How do you like your wheat? Hard or soft?

When people think of wheat, often their next thought turns to bread; chewy, crusty bread. Bread requires hard wheat, full of protein and long gluten strands that can capture yeasty outputs that make bread to rise. Durum wheat is the hardest of wheat with the most gluten making for elastic noodles and couscous. Cookies, pastry, cakes, and even Irish soda bread however, do best when made with soft wheat which has less gluten making baked goods light and even airy. All purpose flour is a blend of hard and soft wheat.

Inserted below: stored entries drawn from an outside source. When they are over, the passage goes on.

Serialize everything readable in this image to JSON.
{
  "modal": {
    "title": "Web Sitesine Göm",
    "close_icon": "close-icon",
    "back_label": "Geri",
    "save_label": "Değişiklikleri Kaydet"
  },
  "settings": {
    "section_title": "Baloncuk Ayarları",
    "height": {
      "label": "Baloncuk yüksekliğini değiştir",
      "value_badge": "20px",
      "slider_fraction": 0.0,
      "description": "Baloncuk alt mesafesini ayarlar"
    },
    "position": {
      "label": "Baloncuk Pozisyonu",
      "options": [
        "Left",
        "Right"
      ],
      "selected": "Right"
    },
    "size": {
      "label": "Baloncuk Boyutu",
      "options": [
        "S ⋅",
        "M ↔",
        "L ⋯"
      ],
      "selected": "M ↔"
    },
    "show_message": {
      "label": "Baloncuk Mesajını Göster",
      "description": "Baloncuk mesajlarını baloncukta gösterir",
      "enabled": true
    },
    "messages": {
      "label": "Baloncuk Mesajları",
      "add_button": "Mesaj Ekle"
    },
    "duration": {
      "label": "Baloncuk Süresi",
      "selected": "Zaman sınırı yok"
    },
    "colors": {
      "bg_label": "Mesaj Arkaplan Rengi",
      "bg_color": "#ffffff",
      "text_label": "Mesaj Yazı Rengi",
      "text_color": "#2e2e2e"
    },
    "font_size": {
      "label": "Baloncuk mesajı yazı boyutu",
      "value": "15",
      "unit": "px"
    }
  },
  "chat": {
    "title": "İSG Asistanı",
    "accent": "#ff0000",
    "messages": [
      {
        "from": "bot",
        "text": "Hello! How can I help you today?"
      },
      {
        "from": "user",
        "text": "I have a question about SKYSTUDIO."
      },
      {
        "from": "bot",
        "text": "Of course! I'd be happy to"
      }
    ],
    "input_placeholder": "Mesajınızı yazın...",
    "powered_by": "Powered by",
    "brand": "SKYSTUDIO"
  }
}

BC produces about 110,000 tonnes of wheat, 99.9% of which is hard wheat. This is about 0.4% of all wheat grown in Canada.

85 to 90% of the grain crops grown in BC are grown in the Peace River region. Special varieties have been adapted for the soil and temperature conditions there. Wheat is also produced in the North Okanagan, around Vanderhoof, around Creston, and in the Lower Mainland.

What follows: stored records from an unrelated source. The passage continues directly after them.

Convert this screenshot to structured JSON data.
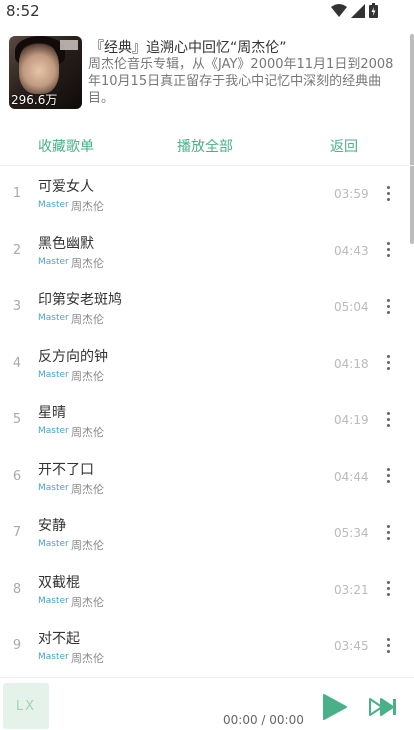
{
  "status_bar": {
    "time": "8:52"
  },
  "header": {
    "title": "『经典』追溯心中回忆“周杰伦”",
    "description": "周杰伦音乐专辑，从《JAY》2000年11月1日到2008年10月15日真正留存于我心中记忆中深刻的经典曲目。",
    "play_count": "296.6万"
  },
  "actions": {
    "favorite": "收藏歌单",
    "play_all": "播放全部",
    "back": "返回"
  },
  "songs": [
    {
      "index": "1",
      "name": "可爱女人",
      "quality": "Master",
      "artist": "周杰伦",
      "duration": "03:59"
    },
    {
      "index": "2",
      "name": "黑色幽默",
      "quality": "Master",
      "artist": "周杰伦",
      "duration": "04:43"
    },
    {
      "index": "3",
      "name": "印第安老斑鸠",
      "quality": "Master",
      "artist": "周杰伦",
      "duration": "05:04"
    },
    {
      "index": "4",
      "name": "反方向的钟",
      "quality": "Master",
      "artist": "周杰伦",
      "duration": "04:18"
    },
    {
      "index": "5",
      "name": "星晴",
      "quality": "Master",
      "artist": "周杰伦",
      "duration": "04:19"
    },
    {
      "index": "6",
      "name": "开不了口",
      "quality": "Master",
      "artist": "周杰伦",
      "duration": "04:44"
    },
    {
      "index": "7",
      "name": "安静",
      "quality": "Master",
      "artist": "周杰伦",
      "duration": "05:34"
    },
    {
      "index": "8",
      "name": "双截棍",
      "quality": "Master",
      "artist": "周杰伦",
      "duration": "03:21"
    },
    {
      "index": "9",
      "name": "对不起",
      "quality": "Master",
      "artist": "周杰伦",
      "duration": "03:45"
    }
  ],
  "player": {
    "art_label": "LX",
    "time": "00:00 / 00:00"
  },
  "colors": {
    "accent": "#4ab08a",
    "quality": "#4aa3c9"
  },
  "icons": {
    "play": "play-icon",
    "next": "next-icon",
    "more": "more-vertical-icon"
  }
}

At Agriculture in the City you’ll be able to grind your own flour from Canadian soft wheat. Come visit us from April 23rd to 25th in the Grand Court of Metropolis at Metrotown and hop on the bicycle powered flour mill.

In addition to wheat, BC grows other grains and pulses:

– Barley including malt barley and feed barley
– Canola
– Field peas (to be dried)
– Flax
– Oats
– Triticale

Question: What is Triticale?

Answer: Triticale is a hybrid between wheat and rye.